Tudo indica que o serviço de concessão do benefício automático será pago. O valor, por sua vez, não passará de R$ 5,00. Nas agências, a solicitação do benefício continuará sendo gratuita.
 
A implementação desta medida espera reduzir as filas nas agências e agilizar a concessão do benefício previdenciário. Atualmente, há muitos requerimentos pendentes e poucos servidores em exercício.
 
O salário-maternidade automático não é um ato isolado. Ele faz parte de um pacote de modernização adotado pela Previdência Social. Além dele, a aposentadoria por idade também será concedida de forma automática.
 
A mudança só foi possível por meio de uma integração entre a base de dados do INSS com a dos cartórios do País. Isso permitirá que o INSS cheque se as mães das crianças registradas nos cartórios são seguradas e estão aptas ao recebimento.

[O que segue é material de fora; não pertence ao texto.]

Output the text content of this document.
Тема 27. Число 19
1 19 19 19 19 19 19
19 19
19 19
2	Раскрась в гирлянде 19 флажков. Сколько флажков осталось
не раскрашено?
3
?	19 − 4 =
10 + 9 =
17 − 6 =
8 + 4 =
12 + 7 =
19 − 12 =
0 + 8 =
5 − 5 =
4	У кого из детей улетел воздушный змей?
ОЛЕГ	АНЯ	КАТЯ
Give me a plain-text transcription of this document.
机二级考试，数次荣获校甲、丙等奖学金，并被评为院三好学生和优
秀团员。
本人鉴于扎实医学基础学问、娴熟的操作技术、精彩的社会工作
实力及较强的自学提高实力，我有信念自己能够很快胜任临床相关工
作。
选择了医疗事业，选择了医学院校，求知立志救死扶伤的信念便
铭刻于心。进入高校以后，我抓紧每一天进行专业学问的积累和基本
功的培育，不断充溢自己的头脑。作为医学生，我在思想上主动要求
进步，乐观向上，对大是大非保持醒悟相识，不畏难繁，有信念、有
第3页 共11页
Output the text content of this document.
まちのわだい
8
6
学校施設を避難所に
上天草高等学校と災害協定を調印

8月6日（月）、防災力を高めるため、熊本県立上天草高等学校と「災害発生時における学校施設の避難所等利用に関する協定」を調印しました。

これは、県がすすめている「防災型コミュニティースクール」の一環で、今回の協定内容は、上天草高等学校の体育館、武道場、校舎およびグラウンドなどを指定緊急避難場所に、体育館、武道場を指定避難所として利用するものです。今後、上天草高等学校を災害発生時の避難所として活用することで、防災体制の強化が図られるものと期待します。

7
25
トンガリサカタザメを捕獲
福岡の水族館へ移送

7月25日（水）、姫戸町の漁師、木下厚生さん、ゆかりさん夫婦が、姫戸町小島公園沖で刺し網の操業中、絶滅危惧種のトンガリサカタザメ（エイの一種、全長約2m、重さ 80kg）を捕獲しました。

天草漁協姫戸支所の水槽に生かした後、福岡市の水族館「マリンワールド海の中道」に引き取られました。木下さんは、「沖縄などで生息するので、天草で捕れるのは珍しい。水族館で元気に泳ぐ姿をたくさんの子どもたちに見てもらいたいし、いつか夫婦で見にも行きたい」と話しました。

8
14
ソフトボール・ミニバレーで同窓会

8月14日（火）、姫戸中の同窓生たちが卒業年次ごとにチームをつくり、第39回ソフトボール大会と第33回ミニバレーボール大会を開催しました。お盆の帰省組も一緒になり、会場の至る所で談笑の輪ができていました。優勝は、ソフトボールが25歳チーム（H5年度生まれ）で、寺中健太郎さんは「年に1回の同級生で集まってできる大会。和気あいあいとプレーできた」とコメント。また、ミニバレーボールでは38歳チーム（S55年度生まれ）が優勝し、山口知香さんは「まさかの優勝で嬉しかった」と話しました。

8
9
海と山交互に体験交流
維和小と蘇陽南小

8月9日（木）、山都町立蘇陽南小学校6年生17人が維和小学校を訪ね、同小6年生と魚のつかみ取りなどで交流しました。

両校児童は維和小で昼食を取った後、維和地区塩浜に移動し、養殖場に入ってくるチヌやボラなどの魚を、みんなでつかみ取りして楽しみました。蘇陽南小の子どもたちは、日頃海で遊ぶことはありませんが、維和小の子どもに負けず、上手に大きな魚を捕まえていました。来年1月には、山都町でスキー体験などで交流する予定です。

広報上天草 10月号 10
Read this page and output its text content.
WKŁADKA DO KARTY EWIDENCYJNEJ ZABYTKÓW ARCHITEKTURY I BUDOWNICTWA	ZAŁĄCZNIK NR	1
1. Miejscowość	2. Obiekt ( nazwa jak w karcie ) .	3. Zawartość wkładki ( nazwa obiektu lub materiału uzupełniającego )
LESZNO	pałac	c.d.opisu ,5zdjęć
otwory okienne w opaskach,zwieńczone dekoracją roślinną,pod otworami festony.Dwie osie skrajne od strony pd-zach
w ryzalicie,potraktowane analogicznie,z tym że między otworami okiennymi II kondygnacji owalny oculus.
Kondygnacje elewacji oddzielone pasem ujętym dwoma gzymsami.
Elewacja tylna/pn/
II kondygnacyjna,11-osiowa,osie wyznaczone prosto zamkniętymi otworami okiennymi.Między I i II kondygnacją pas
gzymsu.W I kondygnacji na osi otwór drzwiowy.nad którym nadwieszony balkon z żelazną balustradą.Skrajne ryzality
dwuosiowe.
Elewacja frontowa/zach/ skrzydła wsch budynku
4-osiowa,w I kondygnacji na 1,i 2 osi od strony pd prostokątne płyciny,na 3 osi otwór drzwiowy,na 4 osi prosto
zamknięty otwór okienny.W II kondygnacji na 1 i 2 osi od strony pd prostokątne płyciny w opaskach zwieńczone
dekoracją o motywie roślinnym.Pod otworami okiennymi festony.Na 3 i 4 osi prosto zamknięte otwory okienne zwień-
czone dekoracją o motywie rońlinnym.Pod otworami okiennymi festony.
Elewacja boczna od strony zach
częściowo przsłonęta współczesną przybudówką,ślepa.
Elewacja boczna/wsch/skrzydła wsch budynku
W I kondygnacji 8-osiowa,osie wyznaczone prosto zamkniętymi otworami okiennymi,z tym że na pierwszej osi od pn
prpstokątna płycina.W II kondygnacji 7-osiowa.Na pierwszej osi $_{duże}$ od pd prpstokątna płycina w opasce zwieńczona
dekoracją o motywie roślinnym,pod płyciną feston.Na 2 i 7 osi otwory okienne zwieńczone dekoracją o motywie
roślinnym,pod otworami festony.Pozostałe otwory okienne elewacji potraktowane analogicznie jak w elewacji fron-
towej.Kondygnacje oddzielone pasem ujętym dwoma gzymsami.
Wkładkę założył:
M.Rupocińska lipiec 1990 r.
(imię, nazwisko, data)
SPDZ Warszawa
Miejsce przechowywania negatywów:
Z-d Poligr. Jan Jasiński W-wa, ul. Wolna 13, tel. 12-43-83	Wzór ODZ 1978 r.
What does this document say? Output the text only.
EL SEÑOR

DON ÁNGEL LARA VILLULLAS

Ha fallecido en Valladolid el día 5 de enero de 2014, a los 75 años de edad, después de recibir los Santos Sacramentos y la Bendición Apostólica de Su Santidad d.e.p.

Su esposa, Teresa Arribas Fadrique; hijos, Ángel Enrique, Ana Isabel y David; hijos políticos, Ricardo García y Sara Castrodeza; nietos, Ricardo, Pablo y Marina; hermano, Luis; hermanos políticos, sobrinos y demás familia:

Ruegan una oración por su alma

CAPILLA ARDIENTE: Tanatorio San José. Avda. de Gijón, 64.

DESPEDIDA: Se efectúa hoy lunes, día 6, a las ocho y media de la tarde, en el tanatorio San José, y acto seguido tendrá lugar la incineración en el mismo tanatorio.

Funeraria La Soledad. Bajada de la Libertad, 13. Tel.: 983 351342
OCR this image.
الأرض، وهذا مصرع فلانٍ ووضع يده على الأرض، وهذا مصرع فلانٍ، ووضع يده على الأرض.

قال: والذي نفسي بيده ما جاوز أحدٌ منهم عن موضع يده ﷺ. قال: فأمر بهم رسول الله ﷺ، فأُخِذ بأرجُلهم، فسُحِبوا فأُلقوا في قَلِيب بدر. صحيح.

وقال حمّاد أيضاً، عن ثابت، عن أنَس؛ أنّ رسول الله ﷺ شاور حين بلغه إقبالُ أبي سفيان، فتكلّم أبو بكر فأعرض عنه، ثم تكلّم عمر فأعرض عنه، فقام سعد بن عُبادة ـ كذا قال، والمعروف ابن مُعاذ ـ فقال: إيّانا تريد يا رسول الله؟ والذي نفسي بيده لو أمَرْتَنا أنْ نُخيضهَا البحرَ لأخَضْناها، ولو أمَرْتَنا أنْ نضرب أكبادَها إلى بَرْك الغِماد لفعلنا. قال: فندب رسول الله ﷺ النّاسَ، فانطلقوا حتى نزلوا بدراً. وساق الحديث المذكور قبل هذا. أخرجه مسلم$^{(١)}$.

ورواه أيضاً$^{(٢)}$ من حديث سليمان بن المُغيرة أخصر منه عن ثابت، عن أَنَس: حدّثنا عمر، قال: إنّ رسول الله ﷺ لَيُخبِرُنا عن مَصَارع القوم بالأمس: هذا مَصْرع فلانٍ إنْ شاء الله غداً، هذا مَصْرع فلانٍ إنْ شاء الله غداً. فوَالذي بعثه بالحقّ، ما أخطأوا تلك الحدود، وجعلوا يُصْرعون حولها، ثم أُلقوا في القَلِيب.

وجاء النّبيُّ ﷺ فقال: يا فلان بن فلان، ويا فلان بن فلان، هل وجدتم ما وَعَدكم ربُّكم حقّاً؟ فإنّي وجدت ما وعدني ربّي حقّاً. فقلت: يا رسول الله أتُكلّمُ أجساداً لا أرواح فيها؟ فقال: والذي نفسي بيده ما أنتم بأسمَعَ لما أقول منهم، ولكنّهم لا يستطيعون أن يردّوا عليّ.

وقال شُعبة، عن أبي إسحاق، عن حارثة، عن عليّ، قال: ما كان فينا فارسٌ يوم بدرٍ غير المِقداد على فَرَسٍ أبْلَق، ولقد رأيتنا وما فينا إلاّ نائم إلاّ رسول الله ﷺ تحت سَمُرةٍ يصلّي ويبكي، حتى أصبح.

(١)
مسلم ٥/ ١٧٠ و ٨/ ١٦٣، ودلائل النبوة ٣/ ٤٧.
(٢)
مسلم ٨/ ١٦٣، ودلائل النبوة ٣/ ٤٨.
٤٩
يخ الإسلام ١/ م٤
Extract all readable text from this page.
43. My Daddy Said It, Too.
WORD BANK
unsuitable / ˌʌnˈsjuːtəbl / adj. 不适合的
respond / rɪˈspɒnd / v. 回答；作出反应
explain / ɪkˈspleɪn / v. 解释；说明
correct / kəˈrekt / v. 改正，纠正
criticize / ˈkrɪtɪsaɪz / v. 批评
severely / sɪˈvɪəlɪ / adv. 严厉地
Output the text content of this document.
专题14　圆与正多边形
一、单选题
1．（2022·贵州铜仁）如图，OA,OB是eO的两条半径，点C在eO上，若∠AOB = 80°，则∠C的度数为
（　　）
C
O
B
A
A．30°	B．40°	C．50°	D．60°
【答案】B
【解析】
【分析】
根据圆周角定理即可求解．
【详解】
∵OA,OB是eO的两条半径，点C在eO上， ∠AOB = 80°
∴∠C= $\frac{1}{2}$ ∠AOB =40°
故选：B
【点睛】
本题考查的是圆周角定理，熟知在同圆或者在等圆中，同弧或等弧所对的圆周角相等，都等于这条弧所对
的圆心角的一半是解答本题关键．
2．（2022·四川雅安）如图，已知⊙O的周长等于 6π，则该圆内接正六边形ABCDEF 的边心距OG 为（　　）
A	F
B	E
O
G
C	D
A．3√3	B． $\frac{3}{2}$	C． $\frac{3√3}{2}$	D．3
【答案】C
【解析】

Se, porventura, o cadastro da segurada no INSS apresentar um dado errado, o próprio cartório terá autonomia para fazer a correção.
 
O pagamento do salário-maternidade dura, em média, 120 dias após o parto ou adoção. O valor é calculado com base na média das últimas 12 contribuições, mas não pode ultrapassar o teto do INSS, quem em 2018 é de R$ 5.645,00.
 

Cessação da aposentadoria por invalidez

Esse mês escrevi um artigo informando que o INSS começou a convocar os aposentados por invalidez para realizar nova perícia, a fim de constatar se a incapacidade persiste.
 
Muitos clientes aposentados, dentre os quais alguns com mais de 15 anos recebendo o benefício, receberam a carta, gerando uma insegurança e até desencadeando outros problemas de saúde. É difícil tranquilizar essa pessoa, pois a “fama” e a experiência delas com o setor de perícias do INSS não são das melhores.
 
Sem dúvida, muitas altas indevidas serão discutidas, tanto na esfera administrativa, quanto em processos buscando o restabelecimento. Esse fato faz crescer ainda mais as despesas da União, principalmente com a “judicialização dos benefícios”.
 
De qualquer forma, os aposentados por invalidez que forem convocados deverão marcar a perícia e comparecer no exame com relatórios e exames médicos recentes. Na ocorrência de alta, devem solicitar seus direitos, inclusive trabalhistas.
 
Importante ressaltar que os anos que permaneceu recebendo auxílio-doença e aposentadoria por invalidez são contados como tempo de contribuição perante o INSS, bastando para tanto que ele faça uma contribuição após o fim do benefício.
 
Em muitos casos, se o benefício for cancelado, o segurado poderá ter direito a uma aposentadoria por tempo de contribuição.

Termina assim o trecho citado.